I think I understand what you mean... if "line" were an int, it would be declared "int line;".

But I don't get what data "type" "t_one_line" is. Is it declaring that "line" is the entire structure and "line.xxx" are individual parts of the structure?

Thanks!

-- Roger

(edit to add):

Wouldn't this be the same thing? :



typedef struct
{
t_u8 intel_lg_data;
t_u16 intel_adr;
t_u8 intel_type;
t_u8 intel_data [LL_MAX_LINE];
t_u8 intel_lrc;
} line;


...and then access elements like this:



line.intel_lg_data = 0;


???

Thanks again!

dwhitney67
March 11th, 2009, 02:58 AM
Btw, the code you posted is written in C, not C++.

In C++, there really is no need to typedef a structure. In C it was done because some programmers were lazy and did not want to type the keyword struct when referring to a structure. So when a typedef is used in conjunction with a struct declaration, it is in essence used as a means to create an alias for the structure name.

In C++, when one declares a structure or a class, the keywords struct and class are not necessary when declaring an object.

P.S. typedef can also be used to define an alias for any data type, not just structures.

------------

EDIT: I dug through some old code that I had saved. I cannot recall who was the original author of the following code, but it appears less complex than the one you posted. And it is in C++. However, I do not know if it works for creating "Intel" hex-style values. But it works on my Intel processor.


#include <iostream>
#include <string>
#include <bitset>
#include <sstream>


void BinToHex(const std::string& binaryStr, std::ostringstream& hexStr);

int main()
{
std::string binaryStr("11101111011111000011101010101101");
std::ostringstream hexStr;

BinToHex(binaryStr, hexStr);

std::cout << hexStr.str()<< std::endl;
}

void BinToHex(const std::string& binaryStr, std::ostringstream& hexStr)
{
const size_t SETSIZE = 4;
size_t idx = 0;
size_t size = binaryStr.size();

hexStr << std::hex;

for (size_t i = 0; i < (size/SETSIZE); ++i, idx += SETSIZE)
{
std::bitset<SETSIZE> set(binaryStr.substr(idx, idx + SETSIZE));
hexStr << set.to_ulong();
}

hexStr << std::dec << std::endl;
}

stevescripts
March 11th, 2009, 03:27 PM
I think I understand what you mean... if "line" were an int, it would be declared "int line;".

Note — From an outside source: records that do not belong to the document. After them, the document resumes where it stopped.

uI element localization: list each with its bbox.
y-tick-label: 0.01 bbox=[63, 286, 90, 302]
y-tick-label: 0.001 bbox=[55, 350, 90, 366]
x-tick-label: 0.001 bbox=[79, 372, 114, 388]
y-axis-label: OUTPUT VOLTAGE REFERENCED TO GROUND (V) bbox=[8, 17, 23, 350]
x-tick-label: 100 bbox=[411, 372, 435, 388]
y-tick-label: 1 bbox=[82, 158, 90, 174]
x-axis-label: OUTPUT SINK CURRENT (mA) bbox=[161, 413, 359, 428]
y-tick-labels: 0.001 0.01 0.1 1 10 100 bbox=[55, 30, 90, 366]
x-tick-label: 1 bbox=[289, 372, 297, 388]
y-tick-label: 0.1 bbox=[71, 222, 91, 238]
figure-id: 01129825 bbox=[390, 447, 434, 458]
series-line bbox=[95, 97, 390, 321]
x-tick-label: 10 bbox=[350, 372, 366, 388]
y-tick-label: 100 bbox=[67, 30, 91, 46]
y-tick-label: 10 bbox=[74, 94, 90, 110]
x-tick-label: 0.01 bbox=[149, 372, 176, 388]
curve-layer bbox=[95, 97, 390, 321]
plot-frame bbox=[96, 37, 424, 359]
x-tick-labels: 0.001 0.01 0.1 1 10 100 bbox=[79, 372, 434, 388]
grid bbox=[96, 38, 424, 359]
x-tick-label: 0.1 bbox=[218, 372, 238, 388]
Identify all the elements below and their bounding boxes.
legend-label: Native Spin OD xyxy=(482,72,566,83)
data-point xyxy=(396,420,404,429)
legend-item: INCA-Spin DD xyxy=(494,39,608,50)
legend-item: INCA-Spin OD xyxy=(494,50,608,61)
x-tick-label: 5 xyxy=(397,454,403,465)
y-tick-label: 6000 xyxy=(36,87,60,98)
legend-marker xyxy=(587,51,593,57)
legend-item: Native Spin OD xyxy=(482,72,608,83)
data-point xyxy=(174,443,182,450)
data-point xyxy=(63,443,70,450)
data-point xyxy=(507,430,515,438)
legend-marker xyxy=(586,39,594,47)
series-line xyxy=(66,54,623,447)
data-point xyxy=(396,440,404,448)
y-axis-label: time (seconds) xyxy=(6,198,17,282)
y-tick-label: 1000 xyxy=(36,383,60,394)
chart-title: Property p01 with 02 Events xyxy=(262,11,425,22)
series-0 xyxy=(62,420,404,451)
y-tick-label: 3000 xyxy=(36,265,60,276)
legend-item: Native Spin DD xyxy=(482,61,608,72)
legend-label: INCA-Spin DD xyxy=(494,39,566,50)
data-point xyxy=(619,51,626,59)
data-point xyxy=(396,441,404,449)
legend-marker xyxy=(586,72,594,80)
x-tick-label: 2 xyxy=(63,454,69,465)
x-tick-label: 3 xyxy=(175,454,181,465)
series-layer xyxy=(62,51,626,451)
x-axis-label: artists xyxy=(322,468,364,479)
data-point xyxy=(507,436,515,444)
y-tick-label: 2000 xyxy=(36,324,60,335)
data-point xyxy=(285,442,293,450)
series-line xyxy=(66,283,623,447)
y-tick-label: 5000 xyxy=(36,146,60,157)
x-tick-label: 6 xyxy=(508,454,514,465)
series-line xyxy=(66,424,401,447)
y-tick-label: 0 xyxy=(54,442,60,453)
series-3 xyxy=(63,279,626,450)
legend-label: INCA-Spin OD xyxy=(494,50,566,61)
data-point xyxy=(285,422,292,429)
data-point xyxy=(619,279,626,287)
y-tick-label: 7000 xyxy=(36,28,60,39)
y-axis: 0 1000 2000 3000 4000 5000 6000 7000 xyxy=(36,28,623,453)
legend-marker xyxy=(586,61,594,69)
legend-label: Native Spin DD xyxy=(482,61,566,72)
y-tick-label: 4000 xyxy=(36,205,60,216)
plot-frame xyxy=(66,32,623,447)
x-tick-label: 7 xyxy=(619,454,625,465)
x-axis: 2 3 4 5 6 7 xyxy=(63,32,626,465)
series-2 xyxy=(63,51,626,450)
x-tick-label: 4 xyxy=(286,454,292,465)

But I don't get what data "type" "t_one_line" is. Is it declaring that "line" is the entire structure and "line.xxx" are individual parts of the structure?
...


That is basically correct.

While you *could* name your structure line, doing something to denote that line is a defined type in its name is pretty standard programming style. It let's you know (elsewhere in the code) that you are dealing with a programmer defined type, rather than a standard type. For example, if I had written it, I would more than likely have called the structure line_t.

As dwhitney67 posted, this is C code, not C++. Read his post carefully - he is an accomplished compiled language coder, while the rust on my C/C++ coding skills is quite thick anymore.